The authors also monitored the development of spontaneous epileptiform activity after cortical exposure to albumin in vivo, by means of EEG recordings for up to 110 days, with or without losartan treatment. More than 85 percent of rats with cortical albumin treatment developed spontaneous recurrent seizures, beginning 2 days after the onset of albumin infiltration. The rats had an average of about six seizures per week, with average seizure durations of approximately 14 seconds. Co-infusion of losartan with albumin markedly reduced the percentage of epileptic rats from 85 to 25 percent, and cut down the average seizure duration to just 5 seconds.
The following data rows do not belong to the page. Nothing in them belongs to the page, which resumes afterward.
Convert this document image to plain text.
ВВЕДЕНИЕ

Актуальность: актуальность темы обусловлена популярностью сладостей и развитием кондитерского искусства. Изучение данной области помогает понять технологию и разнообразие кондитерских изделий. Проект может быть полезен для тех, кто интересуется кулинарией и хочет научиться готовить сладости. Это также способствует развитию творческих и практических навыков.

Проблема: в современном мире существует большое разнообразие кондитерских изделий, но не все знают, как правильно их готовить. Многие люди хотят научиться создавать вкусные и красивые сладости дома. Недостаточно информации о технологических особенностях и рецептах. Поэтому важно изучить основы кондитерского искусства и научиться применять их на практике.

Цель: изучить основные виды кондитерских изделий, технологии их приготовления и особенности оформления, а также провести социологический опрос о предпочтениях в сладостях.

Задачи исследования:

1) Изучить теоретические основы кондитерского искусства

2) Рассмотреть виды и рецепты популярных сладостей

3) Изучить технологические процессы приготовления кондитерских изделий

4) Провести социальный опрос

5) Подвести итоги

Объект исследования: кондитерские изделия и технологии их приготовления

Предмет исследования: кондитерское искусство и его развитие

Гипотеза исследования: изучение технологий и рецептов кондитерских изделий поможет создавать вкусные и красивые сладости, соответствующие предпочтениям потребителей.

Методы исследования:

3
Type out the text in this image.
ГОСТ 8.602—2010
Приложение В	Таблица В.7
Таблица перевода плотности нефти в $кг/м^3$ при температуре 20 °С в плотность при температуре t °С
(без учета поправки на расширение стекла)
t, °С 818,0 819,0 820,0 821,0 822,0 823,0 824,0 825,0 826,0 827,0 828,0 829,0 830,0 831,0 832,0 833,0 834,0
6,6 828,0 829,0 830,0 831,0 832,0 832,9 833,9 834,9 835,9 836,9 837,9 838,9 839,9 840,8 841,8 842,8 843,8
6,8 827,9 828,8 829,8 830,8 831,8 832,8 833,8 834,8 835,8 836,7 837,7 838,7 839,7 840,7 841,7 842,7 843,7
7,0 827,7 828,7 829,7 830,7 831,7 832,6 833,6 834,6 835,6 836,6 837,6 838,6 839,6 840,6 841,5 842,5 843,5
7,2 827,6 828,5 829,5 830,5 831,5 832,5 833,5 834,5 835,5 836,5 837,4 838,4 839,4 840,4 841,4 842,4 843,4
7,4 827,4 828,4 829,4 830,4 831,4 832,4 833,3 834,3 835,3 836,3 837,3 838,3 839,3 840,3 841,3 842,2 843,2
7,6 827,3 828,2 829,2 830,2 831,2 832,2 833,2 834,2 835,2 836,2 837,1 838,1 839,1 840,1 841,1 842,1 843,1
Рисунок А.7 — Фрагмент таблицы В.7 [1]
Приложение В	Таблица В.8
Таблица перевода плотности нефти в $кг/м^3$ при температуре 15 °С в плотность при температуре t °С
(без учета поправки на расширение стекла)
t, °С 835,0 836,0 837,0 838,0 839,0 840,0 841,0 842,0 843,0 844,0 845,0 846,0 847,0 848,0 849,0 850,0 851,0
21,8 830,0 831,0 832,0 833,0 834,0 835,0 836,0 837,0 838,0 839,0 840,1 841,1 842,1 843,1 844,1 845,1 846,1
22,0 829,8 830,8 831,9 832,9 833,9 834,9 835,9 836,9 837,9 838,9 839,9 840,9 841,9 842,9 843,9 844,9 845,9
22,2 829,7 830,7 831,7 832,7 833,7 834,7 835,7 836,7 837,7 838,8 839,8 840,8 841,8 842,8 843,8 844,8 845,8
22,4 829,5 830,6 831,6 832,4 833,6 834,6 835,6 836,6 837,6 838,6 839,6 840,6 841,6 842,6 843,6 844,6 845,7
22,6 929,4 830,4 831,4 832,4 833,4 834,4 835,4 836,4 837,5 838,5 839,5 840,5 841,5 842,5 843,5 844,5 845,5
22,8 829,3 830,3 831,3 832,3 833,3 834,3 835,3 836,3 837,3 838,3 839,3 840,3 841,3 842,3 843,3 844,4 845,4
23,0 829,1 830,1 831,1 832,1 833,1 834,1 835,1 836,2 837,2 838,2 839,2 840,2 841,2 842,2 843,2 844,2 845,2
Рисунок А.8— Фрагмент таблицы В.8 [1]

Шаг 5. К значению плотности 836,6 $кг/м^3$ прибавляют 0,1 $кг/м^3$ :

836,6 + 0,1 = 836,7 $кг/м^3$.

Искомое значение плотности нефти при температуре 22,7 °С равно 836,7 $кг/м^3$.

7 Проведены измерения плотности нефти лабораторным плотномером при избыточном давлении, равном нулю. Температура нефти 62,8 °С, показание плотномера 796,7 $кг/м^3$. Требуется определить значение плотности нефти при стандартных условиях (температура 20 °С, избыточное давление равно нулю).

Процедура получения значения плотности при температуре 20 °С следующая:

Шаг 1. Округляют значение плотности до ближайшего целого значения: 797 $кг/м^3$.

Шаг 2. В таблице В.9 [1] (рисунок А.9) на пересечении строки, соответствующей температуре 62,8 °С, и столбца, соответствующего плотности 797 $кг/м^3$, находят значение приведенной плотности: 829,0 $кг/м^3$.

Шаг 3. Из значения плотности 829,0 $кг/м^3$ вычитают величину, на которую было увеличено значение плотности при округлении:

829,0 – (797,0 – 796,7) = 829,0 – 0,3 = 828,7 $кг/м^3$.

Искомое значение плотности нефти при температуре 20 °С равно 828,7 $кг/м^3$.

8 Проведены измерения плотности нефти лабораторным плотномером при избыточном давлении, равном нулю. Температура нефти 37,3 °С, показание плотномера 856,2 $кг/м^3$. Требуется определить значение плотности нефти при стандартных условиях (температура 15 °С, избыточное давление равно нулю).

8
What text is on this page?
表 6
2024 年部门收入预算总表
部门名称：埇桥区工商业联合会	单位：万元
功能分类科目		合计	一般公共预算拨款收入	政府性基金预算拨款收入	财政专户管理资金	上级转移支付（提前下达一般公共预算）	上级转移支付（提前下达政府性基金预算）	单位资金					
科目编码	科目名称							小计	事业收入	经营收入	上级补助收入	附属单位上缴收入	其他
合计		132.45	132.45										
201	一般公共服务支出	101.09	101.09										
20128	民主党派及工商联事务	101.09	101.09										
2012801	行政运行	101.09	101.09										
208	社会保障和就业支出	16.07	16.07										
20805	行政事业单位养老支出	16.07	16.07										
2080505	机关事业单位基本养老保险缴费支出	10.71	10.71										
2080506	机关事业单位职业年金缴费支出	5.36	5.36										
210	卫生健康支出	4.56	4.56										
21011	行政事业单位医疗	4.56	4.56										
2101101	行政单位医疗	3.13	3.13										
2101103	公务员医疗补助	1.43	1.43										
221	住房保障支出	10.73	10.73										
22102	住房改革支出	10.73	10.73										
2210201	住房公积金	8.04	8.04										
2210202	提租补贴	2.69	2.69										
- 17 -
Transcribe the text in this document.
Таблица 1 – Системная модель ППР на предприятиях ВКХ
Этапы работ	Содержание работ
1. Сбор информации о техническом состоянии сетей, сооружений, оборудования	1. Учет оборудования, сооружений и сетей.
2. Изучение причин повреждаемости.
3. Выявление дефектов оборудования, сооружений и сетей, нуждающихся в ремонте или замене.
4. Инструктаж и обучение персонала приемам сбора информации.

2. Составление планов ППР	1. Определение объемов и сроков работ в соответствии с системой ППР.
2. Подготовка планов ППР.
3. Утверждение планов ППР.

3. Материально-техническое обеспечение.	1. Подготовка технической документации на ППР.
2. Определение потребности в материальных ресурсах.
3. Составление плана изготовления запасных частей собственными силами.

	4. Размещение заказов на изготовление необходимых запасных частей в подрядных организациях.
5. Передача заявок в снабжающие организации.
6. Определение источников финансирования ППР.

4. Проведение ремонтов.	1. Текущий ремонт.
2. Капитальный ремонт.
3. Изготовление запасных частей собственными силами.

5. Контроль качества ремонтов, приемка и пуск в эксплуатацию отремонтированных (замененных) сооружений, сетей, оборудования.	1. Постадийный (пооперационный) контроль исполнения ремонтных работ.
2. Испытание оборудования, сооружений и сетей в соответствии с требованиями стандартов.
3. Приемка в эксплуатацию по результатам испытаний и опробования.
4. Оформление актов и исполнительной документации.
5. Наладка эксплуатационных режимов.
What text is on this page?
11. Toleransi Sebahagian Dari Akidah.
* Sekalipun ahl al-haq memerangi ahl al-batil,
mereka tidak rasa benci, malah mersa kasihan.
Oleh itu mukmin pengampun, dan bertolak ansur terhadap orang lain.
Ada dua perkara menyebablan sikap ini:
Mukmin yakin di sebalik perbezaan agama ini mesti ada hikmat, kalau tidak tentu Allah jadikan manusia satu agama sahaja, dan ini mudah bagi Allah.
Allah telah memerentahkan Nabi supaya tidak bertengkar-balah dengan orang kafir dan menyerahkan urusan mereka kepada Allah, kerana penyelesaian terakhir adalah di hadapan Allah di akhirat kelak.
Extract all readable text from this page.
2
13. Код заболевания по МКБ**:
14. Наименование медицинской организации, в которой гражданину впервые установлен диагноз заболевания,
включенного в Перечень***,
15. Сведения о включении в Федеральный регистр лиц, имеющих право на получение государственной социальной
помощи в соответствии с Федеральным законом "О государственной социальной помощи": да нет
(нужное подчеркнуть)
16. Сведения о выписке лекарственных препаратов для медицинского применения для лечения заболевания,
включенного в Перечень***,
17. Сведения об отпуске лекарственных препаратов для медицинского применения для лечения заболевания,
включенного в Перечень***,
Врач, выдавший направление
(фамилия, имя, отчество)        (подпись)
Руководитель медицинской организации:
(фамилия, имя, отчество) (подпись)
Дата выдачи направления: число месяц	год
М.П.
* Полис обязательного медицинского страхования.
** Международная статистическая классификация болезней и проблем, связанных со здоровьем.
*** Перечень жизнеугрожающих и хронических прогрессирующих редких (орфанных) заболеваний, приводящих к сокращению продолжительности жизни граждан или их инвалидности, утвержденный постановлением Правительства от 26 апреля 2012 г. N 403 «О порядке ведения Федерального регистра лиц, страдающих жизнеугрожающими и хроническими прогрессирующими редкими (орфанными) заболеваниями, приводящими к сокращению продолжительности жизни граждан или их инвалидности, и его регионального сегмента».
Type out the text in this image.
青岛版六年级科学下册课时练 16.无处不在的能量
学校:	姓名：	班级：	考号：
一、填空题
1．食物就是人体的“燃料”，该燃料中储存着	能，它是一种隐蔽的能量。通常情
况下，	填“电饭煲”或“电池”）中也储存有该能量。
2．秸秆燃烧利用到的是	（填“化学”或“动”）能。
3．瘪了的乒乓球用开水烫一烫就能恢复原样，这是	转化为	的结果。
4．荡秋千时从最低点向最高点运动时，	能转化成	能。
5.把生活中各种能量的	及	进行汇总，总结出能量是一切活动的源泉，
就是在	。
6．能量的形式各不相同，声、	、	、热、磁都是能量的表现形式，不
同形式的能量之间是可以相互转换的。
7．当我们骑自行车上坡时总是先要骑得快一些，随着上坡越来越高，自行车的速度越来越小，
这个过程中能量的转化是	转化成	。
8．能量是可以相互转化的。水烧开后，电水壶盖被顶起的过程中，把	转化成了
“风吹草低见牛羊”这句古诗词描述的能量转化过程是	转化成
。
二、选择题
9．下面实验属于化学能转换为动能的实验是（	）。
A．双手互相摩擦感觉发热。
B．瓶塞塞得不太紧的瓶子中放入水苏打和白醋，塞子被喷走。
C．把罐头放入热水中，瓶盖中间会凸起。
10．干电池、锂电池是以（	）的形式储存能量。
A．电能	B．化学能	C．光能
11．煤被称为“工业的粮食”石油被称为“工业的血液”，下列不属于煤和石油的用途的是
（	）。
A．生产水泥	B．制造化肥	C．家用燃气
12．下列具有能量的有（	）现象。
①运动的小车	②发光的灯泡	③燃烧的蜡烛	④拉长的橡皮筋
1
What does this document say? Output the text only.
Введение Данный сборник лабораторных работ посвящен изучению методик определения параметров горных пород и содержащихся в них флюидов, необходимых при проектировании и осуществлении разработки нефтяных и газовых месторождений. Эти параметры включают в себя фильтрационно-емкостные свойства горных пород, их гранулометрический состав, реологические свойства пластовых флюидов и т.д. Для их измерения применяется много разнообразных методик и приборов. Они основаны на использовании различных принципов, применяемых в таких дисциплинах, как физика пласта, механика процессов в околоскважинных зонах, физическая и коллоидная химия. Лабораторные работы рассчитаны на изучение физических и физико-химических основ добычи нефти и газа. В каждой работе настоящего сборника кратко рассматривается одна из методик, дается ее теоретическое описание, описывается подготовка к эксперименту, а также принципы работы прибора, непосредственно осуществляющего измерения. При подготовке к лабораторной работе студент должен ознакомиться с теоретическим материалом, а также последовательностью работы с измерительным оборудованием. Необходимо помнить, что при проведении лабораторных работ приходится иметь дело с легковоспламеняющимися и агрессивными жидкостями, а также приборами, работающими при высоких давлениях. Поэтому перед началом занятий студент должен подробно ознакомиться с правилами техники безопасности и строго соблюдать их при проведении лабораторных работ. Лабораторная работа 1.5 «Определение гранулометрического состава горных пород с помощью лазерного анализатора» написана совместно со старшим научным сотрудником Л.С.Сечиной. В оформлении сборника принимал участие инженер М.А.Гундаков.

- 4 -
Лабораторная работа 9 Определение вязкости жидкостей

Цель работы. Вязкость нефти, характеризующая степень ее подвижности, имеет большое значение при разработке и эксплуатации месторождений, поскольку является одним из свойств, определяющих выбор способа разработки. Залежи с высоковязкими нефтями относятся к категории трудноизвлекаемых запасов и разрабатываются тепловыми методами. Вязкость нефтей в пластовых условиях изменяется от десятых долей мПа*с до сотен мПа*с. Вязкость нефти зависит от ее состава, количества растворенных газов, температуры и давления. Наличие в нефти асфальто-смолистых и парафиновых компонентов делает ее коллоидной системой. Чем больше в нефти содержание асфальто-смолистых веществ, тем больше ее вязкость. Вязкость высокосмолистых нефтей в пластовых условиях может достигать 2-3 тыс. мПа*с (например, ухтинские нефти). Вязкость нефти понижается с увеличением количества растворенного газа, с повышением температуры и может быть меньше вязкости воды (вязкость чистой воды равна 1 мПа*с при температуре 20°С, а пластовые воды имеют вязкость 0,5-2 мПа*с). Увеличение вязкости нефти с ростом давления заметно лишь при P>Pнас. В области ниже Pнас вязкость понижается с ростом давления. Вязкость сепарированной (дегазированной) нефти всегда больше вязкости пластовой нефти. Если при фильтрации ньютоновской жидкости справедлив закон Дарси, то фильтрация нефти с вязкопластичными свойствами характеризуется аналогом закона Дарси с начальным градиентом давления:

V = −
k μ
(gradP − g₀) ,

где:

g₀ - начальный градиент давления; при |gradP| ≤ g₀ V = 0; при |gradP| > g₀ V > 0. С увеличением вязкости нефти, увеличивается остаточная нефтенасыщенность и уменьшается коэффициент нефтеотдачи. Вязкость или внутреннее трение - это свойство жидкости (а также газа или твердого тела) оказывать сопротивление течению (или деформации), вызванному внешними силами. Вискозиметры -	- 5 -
This is a striking therapeutic effect from just a single dose of losartan applied topically to the cortex.
To examine losartan's efficacy in a more clinically relevant paradigm, the authors next asked whether losartan might prevent acquired epilepsy after focal vascular injury caused by delivering DOC to the cortical surface through a craniotomy window. DOC delivery was followed 40 minutes later by an intraperitoneal injection of losartan. The drug was then supplied to the rats in their drinking water for the duration of the study. While all of the DOC-treated rats developed epileptiform activity, 50 percent fewer developed spontaneous recurrent seizures after receiving losartan.
In summary, BBB breakdown and vascular coupling to astrocytes are linked to development of seizures after traumatic brain injury. The new findings discussed here indicate a central role for TGFβ signaling in triggering reactive astrogliosis following BBB breakdown. The remarkable anti-epileptogenic effect of the drug losartan following vascular injury in rodents, points to losartan as a potential treatment for preventing the development of epilepsy in patients with acute brain injury.